ARIADNE by Jennifer Saint (Wildfire £14.99, 400 pp)

ARIADNE

by Jennifer Saint (Wildfire £14.99, 400 pp)

In Ancient Greek tales, Ariadne is the Cretan Princess who fell in love with heroic Theseus and betrayed her kingdom and her king by showing Theseus the way out of the labyrinth after he’d killed her brother, The Minotaur.

Her role was given few lines, a bit-part in a story of men and gods.

Here, Ariadne takes centre stage in a lyrical, insightful re-telling that explores her motivations and emotions and the grievances caused by grumpy, cold-hearted gods and warm-blooded men, who are equally vengeful and self-interested.

Ariadne is thoughtful, loving and bewildered by the events in her life — growing up to the sound of her brother’s deadly hoof beats, being abandoned on an island by her lover, marrying the god Dionysus — as she valiantly attempts to forge her own destiny.

CHINA

CHINA by Edward Rutherfurd (Hodder £20, 784 pp)

CHINA by Edward Rutherfurd (Hodder £20, 784 pp)

by Edward Rutherfurd (Hodder £20, 784 pp)

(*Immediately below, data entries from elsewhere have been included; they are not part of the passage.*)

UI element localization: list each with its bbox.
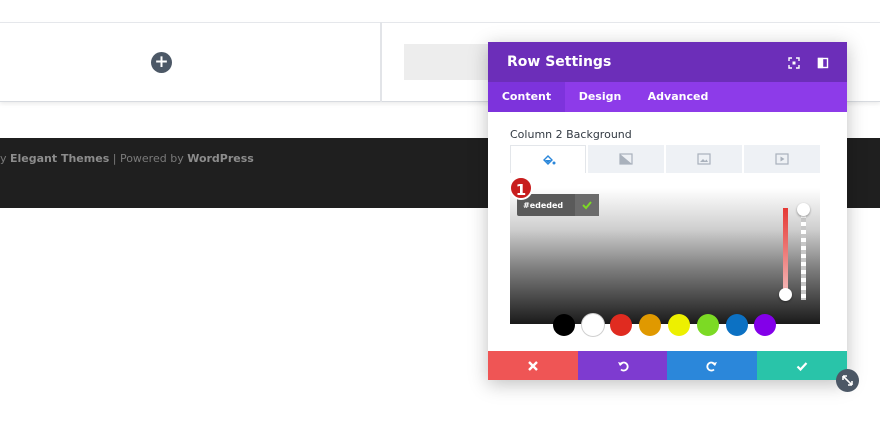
color-swatch-blue[interactable] bbox=[726, 314, 748, 336]
modal-header: Row Settings bbox=[488, 42, 847, 82]
step-badge: 1 bbox=[509, 176, 533, 200]
undo-button[interactable] bbox=[578, 351, 667, 380]
tab-content[interactable]: Content bbox=[488, 82, 565, 112]
tab-advanced[interactable]: Advanced bbox=[644, 82, 712, 112]
color-swatch-green[interactable] bbox=[697, 314, 719, 336]
background-type-tabs bbox=[510, 145, 820, 173]
footer-platform-link[interactable]: WordPress bbox=[187, 152, 254, 165]
column-2-module[interactable] bbox=[404, 44, 490, 80]
sidebar-toggle-icon[interactable] bbox=[816, 55, 830, 69]
cancel-button[interactable] bbox=[488, 351, 578, 380]
save-button[interactable] bbox=[757, 351, 847, 380]
color-swatch-white[interactable] bbox=[582, 314, 604, 336]
fullscreen-icon[interactable] bbox=[787, 55, 801, 69]
redo-icon bbox=[706, 361, 717, 371]
paint-bucket-icon bbox=[543, 155, 556, 165]
section-label: Column 2 Background bbox=[510, 128, 632, 141]
modal-title: Row Settings bbox=[507, 54, 612, 70]
hex-color-box bbox=[517, 194, 599, 216]
bg-tab-video[interactable] bbox=[744, 145, 820, 173]
check-icon bbox=[582, 201, 592, 210]
check-icon bbox=[796, 361, 808, 371]
add-module-button[interactable]: + bbox=[151, 52, 172, 73]
footer-separator: | Powered by bbox=[109, 152, 188, 165]
close-icon bbox=[528, 360, 538, 371]
color-swatch-orange[interactable] bbox=[639, 314, 661, 336]
opacity-slider[interactable] bbox=[801, 206, 806, 300]
color-swatch-black[interactable] bbox=[553, 314, 575, 336]
row-settings-modal: Row Settings Content Design Advanced Col… bbox=[488, 42, 847, 380]
video-icon bbox=[775, 153, 789, 165]
redo-button[interactable] bbox=[667, 351, 757, 380]
tab-design[interactable]: Design bbox=[573, 82, 627, 112]
bg-tab-color[interactable] bbox=[510, 145, 586, 173]
hue-slider-handle[interactable] bbox=[779, 288, 792, 301]
hue-slider[interactable] bbox=[783, 208, 788, 298]
color-swatch-yellow[interactable] bbox=[668, 314, 690, 336]
opacity-slider-handle[interactable] bbox=[797, 203, 810, 216]
resize-handle[interactable] bbox=[836, 369, 859, 392]
color-swatch-purple[interactable] bbox=[754, 314, 776, 336]
hex-confirm-button[interactable] bbox=[575, 194, 599, 216]
bg-tab-gradient[interactable] bbox=[588, 145, 664, 173]
undo-icon bbox=[617, 361, 629, 371]
bg-tab-image[interactable] bbox=[666, 145, 742, 173]
resize-arrows-icon bbox=[842, 375, 853, 386]
footer-prefix: y bbox=[0, 152, 11, 165]
modal-tabs: Content Design Advanced bbox=[488, 82, 847, 112]
footer-credits: y Elegant Themes | Powered by WordPress bbox=[0, 152, 254, 165]
plus-icon: + bbox=[154, 52, 169, 72]
column-divider bbox=[380, 22, 382, 102]
gradient-icon bbox=[619, 153, 633, 165]
color-swatch-red[interactable] bbox=[610, 314, 632, 336]
image-icon bbox=[697, 153, 711, 165]
footer-brand-link[interactable]: Elegant Themes bbox=[10, 152, 109, 165]
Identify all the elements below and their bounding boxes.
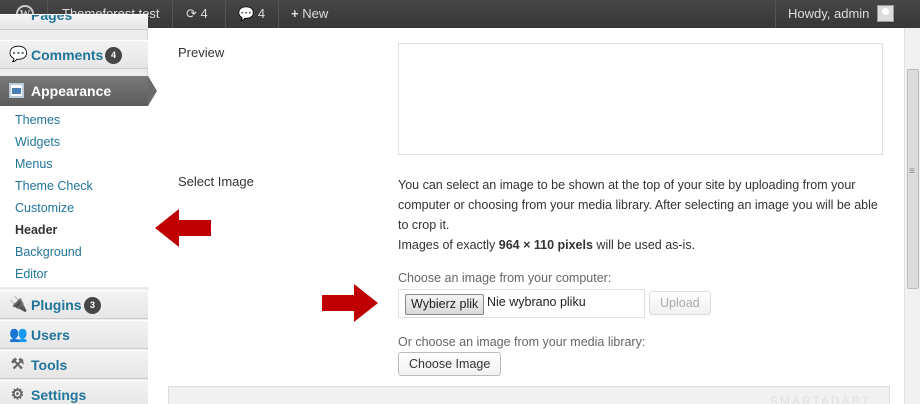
plugins-count-badge: 3 — [84, 297, 101, 314]
tools-icon: ⚒ — [10, 356, 25, 373]
submenu-item-customize[interactable]: Customize — [15, 201, 74, 215]
upload-prompt: Choose an image from your computer: — [398, 271, 612, 285]
choose-file-button[interactable]: Wybierz plik — [405, 294, 485, 315]
account-greeting[interactable]: Howdy, admin — [788, 0, 869, 28]
upload-button[interactable]: Upload — [649, 291, 711, 315]
settings-icon: ⚙ — [10, 386, 25, 403]
updates-count: 4 — [200, 6, 208, 21]
menu-item-tools[interactable]: ⚒ Tools — [0, 350, 148, 379]
size-prefix: Images of exactly — [398, 238, 499, 252]
description-line: You can select an image to be shown at t… — [398, 178, 856, 192]
menu-label: Plugins — [31, 297, 82, 313]
plug-icon: 🔌 — [9, 296, 28, 313]
refresh-icon: ⟳ — [186, 6, 197, 21]
choose-image-button[interactable]: Choose Image — [398, 352, 502, 376]
size-suffix: will be used as-is. — [592, 238, 696, 252]
submenu-item-themes[interactable]: Themes — [15, 113, 60, 127]
updates-link[interactable]: ⟳ 4 — [186, 0, 208, 28]
description-line: computer or choosing from your media lib… — [398, 198, 878, 212]
menu-item-pages[interactable]: Pages — [0, 14, 148, 30]
library-prompt: Or choose an image from your media libra… — [398, 335, 646, 349]
menu-label: Tools — [31, 357, 68, 373]
menu-item-settings[interactable]: ⚙ Settings — [0, 380, 148, 404]
scrollbar[interactable] — [904, 28, 920, 404]
menu-label: Comments — [31, 47, 104, 63]
new-label: New — [302, 6, 329, 21]
submenu-item-theme-check[interactable]: Theme Check — [15, 179, 93, 193]
select-image-label: Select Image — [178, 174, 254, 189]
menu-item-appearance[interactable]: Appearance — [0, 76, 157, 106]
menu-item-plugins[interactable]: 🔌 Plugins 3 — [0, 290, 148, 319]
menu-item-users[interactable]: 👥 Users — [0, 320, 148, 349]
divider — [225, 0, 226, 28]
preview-label: Preview — [178, 45, 225, 60]
admin-sidebar: Pages 💬 Comments 4 Appearance Themes Wid… — [0, 14, 157, 404]
menu-label: Users — [31, 327, 70, 343]
speech-bubble-icon: 💬 — [9, 46, 28, 63]
current-menu-pointer — [148, 76, 157, 106]
description-line: to crop it. — [398, 218, 450, 232]
new-content-link[interactable]: + New — [291, 0, 328, 28]
menu-label: Settings — [31, 387, 87, 403]
menu-label: Pages — [31, 14, 73, 23]
users-icon: 👥 — [9, 326, 28, 343]
menu-label: Appearance — [31, 83, 112, 99]
submenu-item-menus[interactable]: Menus — [15, 157, 53, 171]
plus-icon: + — [291, 6, 299, 21]
submenu-item-header[interactable]: Header — [15, 223, 57, 237]
arrow-right-icon — [322, 284, 378, 322]
divider — [172, 0, 173, 28]
file-status: Nie wybrano pliku — [487, 295, 586, 309]
appearance-icon — [9, 83, 24, 98]
header-preview-box — [398, 43, 883, 155]
divider — [775, 0, 776, 28]
appearance-submenu: Themes Widgets Menus Theme Check Customi… — [0, 106, 148, 287]
submenu-item-widgets[interactable]: Widgets — [15, 135, 60, 149]
avatar[interactable] — [877, 5, 894, 22]
watermark: SMARTADAPT — [770, 394, 871, 404]
image-size-note: Images of exactly 964 × 110 pixels will … — [398, 238, 695, 252]
scrollbar-thumb[interactable] — [907, 69, 919, 289]
divider — [278, 0, 279, 28]
arrow-left-icon — [155, 209, 211, 247]
size-value: 964 × 110 pixels — [498, 238, 593, 252]
speech-bubble-icon: 💬 — [238, 6, 255, 21]
comments-count-badge: 4 — [105, 47, 122, 64]
submenu-item-editor[interactable]: Editor — [15, 267, 48, 281]
menu-item-comments[interactable]: 💬 Comments 4 — [0, 40, 148, 69]
comments-link[interactable]: 💬 4 — [238, 0, 265, 28]
file-input[interactable]: Wybierz plik Nie wybrano pliku — [398, 289, 645, 318]
submenu-item-background[interactable]: Background — [15, 245, 82, 259]
comments-count: 4 — [257, 6, 266, 21]
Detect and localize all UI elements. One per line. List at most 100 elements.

Spanning 60 turbulent years in China from 1839 to 1901, this epic, engaging story begins with the Opium Wars and ends with the suppression of the Boxer Rebellion, and the gleeful revenge of a palace eunuch, Lacquer Nail, on long-standing enemy, Mr Lui; a spritely feud that has withstood power struggles, vendettas and personal triumph.

Rutherfurd packs his 700-plus pages with an intriguing mix of characters, all of whom offer perspectives on the march of history.

Cunning opium smugglers, greedy British merchants, missionaries, peasants and the indefatigably manipulative Empress Dowager Cixi play their part in an tumultuous story that pits Western trading ambitions against Chinese tradition.

It’s a bravura performance, fizzing with incident, excitement and energy.